To byl wlasciwie zupelnie nieplanowany zakup. Jakos ostatnio nie jestem na biezaco ze wszystkimi nowosciami i jak mi cos faktycznie wpadnie pod nogi, to moze przystane popatrzec ale ogolnie to zylam sobie w blogiej nieswiadomosci. W kierunku tych cieni, o ktorych istnieniu tez nie mialam pojecia, popchnela mnie pani w perfumerii. Pomacalam, zainteresowaly mnie, przygarnelam jeden.
Dior Addict Fluid Shadow jest czescia Dior Cosmopolite Collection ale na szczescie zostana one w stalej sprzedazy, wiec nie trzeba sie spieszyc. Zdecydowalam sie na jeden z szesciu odcieni.
Typowe blyszczykowe opakowanie. Kiedys nawet blyszczyki zamiast srebrnego mialy wlasnie takie ciemne elementy. Zawartoswc to 6 ml. Aplikator w formie dosc cienkiego pedzelka. Kolor ktory wybralam 655 Univers, to chlodny brudny roz, ktory po roztarciu ujawnia zlotawe refleksy.
Cienie te daja efekt plynnego metalu, co bardzo dobrze widac na swatchu. Nizej mamy cien nalozony pedzelkiem i tak pozostawiony, powiedzmy w skoncentrowanej formie, wyzej po roztarciu. Rozcierac nalezy jak cien jest mokry, gdy podeschnie mozemy zrobic sobie plamy ale poniewaz chwile potrzebuje na wyschniecie to mozna spokojnie rozetrzec. Cieniem mozna tez namalowac kreski, wtedy kolor bedzie intensywny, aczkolwiek podejrzewam, ze tu trzeba miec wprawde w malowaniu kresek.
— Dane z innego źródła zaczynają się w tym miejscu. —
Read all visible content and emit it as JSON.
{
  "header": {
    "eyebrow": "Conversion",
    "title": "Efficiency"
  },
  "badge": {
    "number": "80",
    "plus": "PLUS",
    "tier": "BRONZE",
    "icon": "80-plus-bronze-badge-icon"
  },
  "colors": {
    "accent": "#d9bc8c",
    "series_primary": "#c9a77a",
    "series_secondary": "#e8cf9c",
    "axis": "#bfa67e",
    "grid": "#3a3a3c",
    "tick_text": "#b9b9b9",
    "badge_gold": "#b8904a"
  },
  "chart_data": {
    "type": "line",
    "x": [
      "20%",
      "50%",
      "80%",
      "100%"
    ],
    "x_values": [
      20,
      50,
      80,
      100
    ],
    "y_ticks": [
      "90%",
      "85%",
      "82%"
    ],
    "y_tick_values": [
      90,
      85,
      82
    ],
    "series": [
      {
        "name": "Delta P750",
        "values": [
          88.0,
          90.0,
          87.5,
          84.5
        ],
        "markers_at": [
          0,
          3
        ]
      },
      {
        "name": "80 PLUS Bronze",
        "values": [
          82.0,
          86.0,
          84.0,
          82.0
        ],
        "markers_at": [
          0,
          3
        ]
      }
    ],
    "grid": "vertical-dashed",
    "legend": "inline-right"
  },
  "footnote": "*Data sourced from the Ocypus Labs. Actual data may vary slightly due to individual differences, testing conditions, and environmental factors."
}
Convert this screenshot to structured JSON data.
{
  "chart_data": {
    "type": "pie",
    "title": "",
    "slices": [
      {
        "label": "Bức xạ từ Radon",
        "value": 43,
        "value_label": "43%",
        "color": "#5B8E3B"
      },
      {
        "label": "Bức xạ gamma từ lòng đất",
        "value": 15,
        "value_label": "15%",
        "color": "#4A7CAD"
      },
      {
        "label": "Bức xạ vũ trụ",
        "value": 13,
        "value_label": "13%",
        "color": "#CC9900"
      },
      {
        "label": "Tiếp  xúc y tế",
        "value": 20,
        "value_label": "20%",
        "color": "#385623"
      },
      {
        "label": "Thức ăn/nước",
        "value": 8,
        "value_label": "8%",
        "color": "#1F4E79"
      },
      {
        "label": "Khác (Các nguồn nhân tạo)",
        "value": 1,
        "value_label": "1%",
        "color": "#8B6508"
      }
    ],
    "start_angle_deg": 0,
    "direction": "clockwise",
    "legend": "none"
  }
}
Przy okazji sie dzis spielam i machnelam makijaz uzywajac tylko i wylacznie tego cienia. nie sa one wodoodporne ale jak zasna na powiece to nic ich nie rusza. Moje oko wyglada dokladnie tak samo jak w momencie malowania. Jestem bardzo zadowolona i narobilam sobie sama ochoty na wiecej. Bez bazy nie trzyma sie u mnie na oku nic... ani prasowane cienie ani kremowe. Ten za to bez zacznego problemu.
Cien nalozylam pedzelkiem Zoeva 227 Soft Definer (vegan). Wydaje mi sie, ze pedzle ze sztucznego wlosia beda sobie dobrze radzic. Cien zebralam pedzlem z trzonka do ktorego przymocowany jest diorowy pedzelek. To w zupelnosci wystarczylo. On jest dosc mocno napigmentowany, wiec na poczatku ostroznosc nie zaszkodzi. Naprawde myslalam, ze to nie bedzie takie latwe... poradzic sobie z tym cieniem ale zostalam mile zaskoczona. Czasami cienie w kremie gorzej mi bylo ladnie rozprowadzic na powiece. Ciekawa jestem jak by to wygladalo jakbym sprobowala nalozyc dwa kolory. Moze kiedys jak jakis jeszcze dokupie to sprobuje.